Щелкалов делал над собой явное усилие, чтобы смеяться, и был действительно жалок в эту минуту.

– Однако мне пора, – проговорил он, взглянув на часы. Я после этой бани должен еще немного отдохнуть, а потом мне надо сделать кое-какие визиты… А что ж завтрашний обед? Мне не позволяется вас угощать? а?.. Ну так в таком случае ты, что ли, меня угощаешь?..

Он взялся за шляпу.

– Деньги-то возьми, – сказал ему хозяин дома, улыбаясь и указывая на пачку смятых ассигнаций, брошенных на стол.

– Ах, да!

Щелкалов взял преспокойно эту пачку, засунул ее в карман, надел шляпу, пожал нам руки и вышел, мурлыча ту же арию, с которой вошел.

– Каков!.. – сказал господин с злым языком, обращаясь ко мне и смеясь, – а ведь мог бы быть порядочным человеком, если б его взять в хорошие руки лет десять тому назад; теперь, конечно, поздно, он уж никуда не годится… и, наверно, кончит плохо…

– Вы его, однако ж, жестоко отделали! – заметил я.

– Да что! ему это нипочем, с него все как с гуся вода; он сначала как будто тронулся немножко, а потом опять стал кобениться… Я его знаю с детства; человек он в самом деле не глупый, но от пошлости и пустоты жизни у него уже начинают тупеть и слабеть умственные способности и, что всего хуже, стираться чувство чести. Он теперь не может сосредоточить свои мысли ни на чем, ни над чем не в состоянии задуматься серьезно – хоть на четверть часа… Рысак, кольцо, старая саксонская или китайская кукла, Дарья Александровна – мгновенно изгоняют из его головы всякую мысль.

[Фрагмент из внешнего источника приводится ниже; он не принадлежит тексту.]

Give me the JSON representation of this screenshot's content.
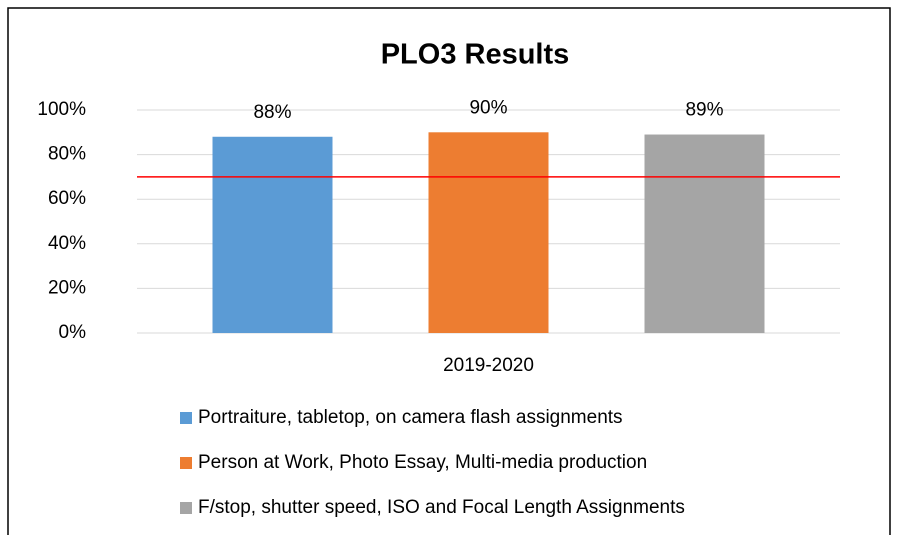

Сердце у него также доброе, но что в этом сердце?.. С ним часто бывает так, что у него один целковый в кармане, встретится нищий – и он отдаст ему этот последний целковый… мне это случалось видеть не раз, и отдаст именно по влечению сердца… разве с небольшою примесью другого ощущения, никогда не оставляющего его – желания показать, что ему деньги нипочем. А иногда у него набит карман деньгами, вот как сегодня, – занятыми, но это, правда, редко, и он не даст гривенника человеку, умирающему с голоду; у него все случайно, все зависит от минуты. Передо мной он не скрывает своих плохих дел и на днях меня ужасно рассмешил: говорит, что непременно займется делом… каким бы вы думали? вы не угадаете ни за что… будет писать статьи для журналов; у него, видите ли, много исторических материалов, напечатает свои стихи и за все это получит довольно значительные деньги! И он в самом деле от души верит, что это возможно. Такие признания он делает, впрочем, только мне одному. Он пришел бы в отчаяние, если бы кто-нибудь другой узнал, что ему приходится трудом добывать деньги. Ему за труд получить деньги – стыдно, а обмануть кого-нибудь, занять и не отдать – ничего. Хороша среда, которая вырабатывает такого рода господ.